There are other examples that can be given. The God of the bible is often the God of the men and not the women – women being excluded or simply bystanders in the holy history of Israel. Yet, alongside that we have the witness to Holy Wisdom, Sophia a way, one of the many biblical ways of gaining an insight into the female aspect of God’s very self.

We must look for the deep truths in the bible. We must look for the truth that makes our faith tingle – and where the biblical narrative speaks of oppression of other nations, of women, of the poor, of the close but unwelcome relatives of Israel – where the bible speaks of this oppression, we must acknowledge it and move on, knowing where we have come from but letting faith in the living God tingle and tremble within us. When the bible is used, as it has been used, to justify racism, slavery, homophobia, we must challenge these views by listening to the deeper truths that we find in scripture. The God who sets people from from oppression and fear.

There are some deep truths in the stories of the bible which will help us to think about the conflict in Palestine/Israel and troubles in the church alike. Some of them come from the strange book of Genesis itself.

Here are three to begin with:

  • God sides with the underdog
  • We can learn how to deal with troublesome brothers by wrestling God.
  • Justice will come in the end.

Firstly, God sides with the underdog – I’ve already said something about that already. God is already committed to those who seem to have no power.

Secondly, we can learn how to deal with that troublesome brother by wrestling with God.

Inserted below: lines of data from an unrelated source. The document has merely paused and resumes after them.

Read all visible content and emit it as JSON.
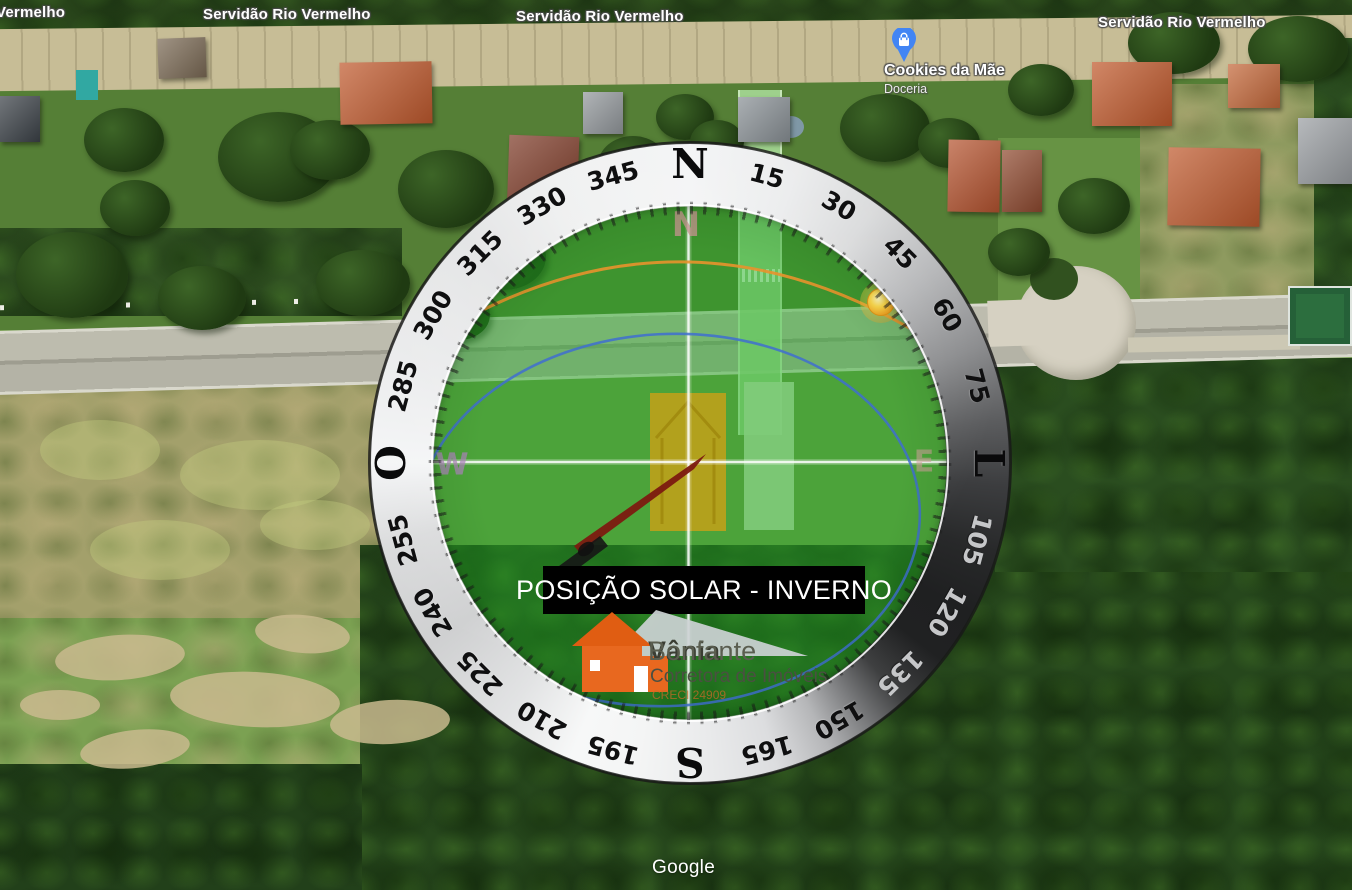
{
  "map": {
    "attribution": "Google",
    "street_labels": [
      {
        "text": "Vermelho",
        "x": -4,
        "y": 4
      },
      {
        "text": "Servidão Rio Vermelho",
        "x": 203,
        "y": 6
      },
      {
        "text": "Servidão Rio Vermelho",
        "x": 516,
        "y": 8
      },
      {
        "text": "Servidão Rio Vermelho",
        "x": 1098,
        "y": 14
      }
    ],
    "poi": {
      "name": "Cookies da Mãe",
      "category": "Doceria",
      "pin_color": "#4285f4"
    }
  },
  "compass": {
    "center_x": 690,
    "center_y": 463,
    "label_radius": 297,
    "ring_labels": [
      {
        "angle": 0,
        "text": "N",
        "cardinal": true
      },
      {
        "angle": 15,
        "text": "15"
      },
      {
        "angle": 30,
        "text": "30"
      },
      {
        "angle": 45,
        "text": "45"
      },
      {
        "angle": 60,
        "text": "60"
      },
      {
        "angle": 75,
        "text": "75"
      },
      {
        "angle": 90,
        "text": "L",
        "cardinal": true
      },
      {
        "angle": 105,
        "text": "105",
        "light": true
      },
      {
        "angle": 120,
        "text": "120",
        "light": true
      },
      {
        "angle": 135,
        "text": "135",
        "light": true
      },
      {
        "angle": 150,
        "text": "150"
      },
      {
        "angle": 165,
        "text": "165"
      },
      {
        "angle": 180,
        "text": "S",
        "cardinal": true
      },
      {
        "angle": 195,
        "text": "195"
      },
      {
        "angle": 210,
        "text": "210"
      },
      {
        "angle": 225,
        "text": "225"
      },
      {
        "angle": 240,
        "text": "240"
      },
      {
        "angle": 255,
        "text": "255"
      },
      {
        "angle": 270,
        "text": "O",
        "cardinal": true
      },
      {
        "angle": 285,
        "text": "285"
      },
      {
        "angle": 300,
        "text": "300"
      },
      {
        "angle": 315,
        "text": "315"
      },
      {
        "angle": 330,
        "text": "330"
      },
      {
        "angle": 345,
        "text": "345"
      }
    ],
    "watermarks": [
      {
        "text": "N",
        "x": 686,
        "y": 225,
        "color": "rgba(205,150,150,0.75)",
        "size": 34
      },
      {
        "text": "W",
        "x": 452,
        "y": 465,
        "color": "rgba(175,130,190,0.70)",
        "size": 30
      },
      {
        "text": "E",
        "x": 924,
        "y": 462,
        "color": "rgba(215,160,160,0.55)",
        "size": 30
      }
    ],
    "sun_color": "#ffcc33",
    "winter_path_color": "#e8922c",
    "summer_path_color": "#3f6ed0",
    "lot_highlight_color": "#c9a117"
  },
  "banner": {
    "text": "POSIÇÃO SOLAR - INVERNO",
    "bg": "#000000",
    "fg": "#ffffff"
  },
  "logo": {
    "name": "Vânia",
    "surname": "Bonfante",
    "tagline": "Corretora de Imóveis",
    "license": "CRECI 24909",
    "house_color": "#e8681f"
  }
}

In a few weeks time, on the Sunday when Gene Robinson is with us, we will read the story of Jacob wrestling with God rather than fighting his brother. Wrestling with God and saying, “I will not let you go until you bless me”. There is a deep truth to that that is important. There is no conflict which is not spiritual – especially in the places such as the middle east or the Anglican communion where conflict seems endless.

And finally, remember that justice does come in the end. You don’t need to believe in heaven or hell to know that. Just to sit and be conscious of the world at large with hope in your heart.

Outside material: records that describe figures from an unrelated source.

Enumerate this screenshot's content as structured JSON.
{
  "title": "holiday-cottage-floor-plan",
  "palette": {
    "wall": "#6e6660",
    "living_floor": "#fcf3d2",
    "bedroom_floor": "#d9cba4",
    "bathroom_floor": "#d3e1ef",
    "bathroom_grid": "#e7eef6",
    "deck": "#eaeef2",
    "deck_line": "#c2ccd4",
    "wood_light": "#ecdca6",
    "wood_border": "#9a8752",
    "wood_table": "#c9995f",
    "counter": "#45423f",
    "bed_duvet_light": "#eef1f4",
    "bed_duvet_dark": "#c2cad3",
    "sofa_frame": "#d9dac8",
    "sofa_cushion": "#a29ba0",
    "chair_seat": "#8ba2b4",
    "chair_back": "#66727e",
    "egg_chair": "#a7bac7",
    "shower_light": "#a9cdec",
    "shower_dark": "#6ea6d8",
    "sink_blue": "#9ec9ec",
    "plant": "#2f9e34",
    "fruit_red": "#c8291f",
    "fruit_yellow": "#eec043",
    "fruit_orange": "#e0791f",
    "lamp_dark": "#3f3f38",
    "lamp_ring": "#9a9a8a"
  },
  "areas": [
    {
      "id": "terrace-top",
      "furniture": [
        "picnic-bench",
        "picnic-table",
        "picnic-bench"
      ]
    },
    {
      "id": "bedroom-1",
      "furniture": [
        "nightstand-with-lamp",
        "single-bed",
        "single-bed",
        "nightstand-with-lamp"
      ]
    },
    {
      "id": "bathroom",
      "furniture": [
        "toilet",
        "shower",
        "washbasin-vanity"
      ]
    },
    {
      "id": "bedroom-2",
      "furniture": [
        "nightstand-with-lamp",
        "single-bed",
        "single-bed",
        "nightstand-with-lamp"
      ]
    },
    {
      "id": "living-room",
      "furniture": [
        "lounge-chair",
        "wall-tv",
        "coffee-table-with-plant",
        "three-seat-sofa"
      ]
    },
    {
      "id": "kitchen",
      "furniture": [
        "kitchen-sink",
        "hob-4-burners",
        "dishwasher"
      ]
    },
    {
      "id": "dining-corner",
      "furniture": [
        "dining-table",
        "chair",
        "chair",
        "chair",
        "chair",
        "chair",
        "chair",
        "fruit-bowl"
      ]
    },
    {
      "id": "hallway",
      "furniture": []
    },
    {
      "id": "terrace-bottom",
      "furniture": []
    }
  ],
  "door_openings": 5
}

We need courage, hope and justice to make sense of a world which is hard to live in sometimes. Inspired by the scriptures, let us commit ourselves to pray for the brothers Isaac and Ishmael – the Israeli and the Arab today, and of all God’s children divided by rivalry, jealousy and fear. Let us pray and keep praying, until God’s kingdom comes.

Amen

Comments

  1. Rosemary says

    And after Jacob has wrestled with God, he meets the brother he has wronged, and says: ‘Seeing your face is like seeing the face of God.’ He knows whose face he has seen as he wrestled.

  2. Hi Kelvin,

    Would it be possible for you to include somewhere in the sermons on your blog the scriptural reference for that sunday? Or can you direct me to a site that would give these details?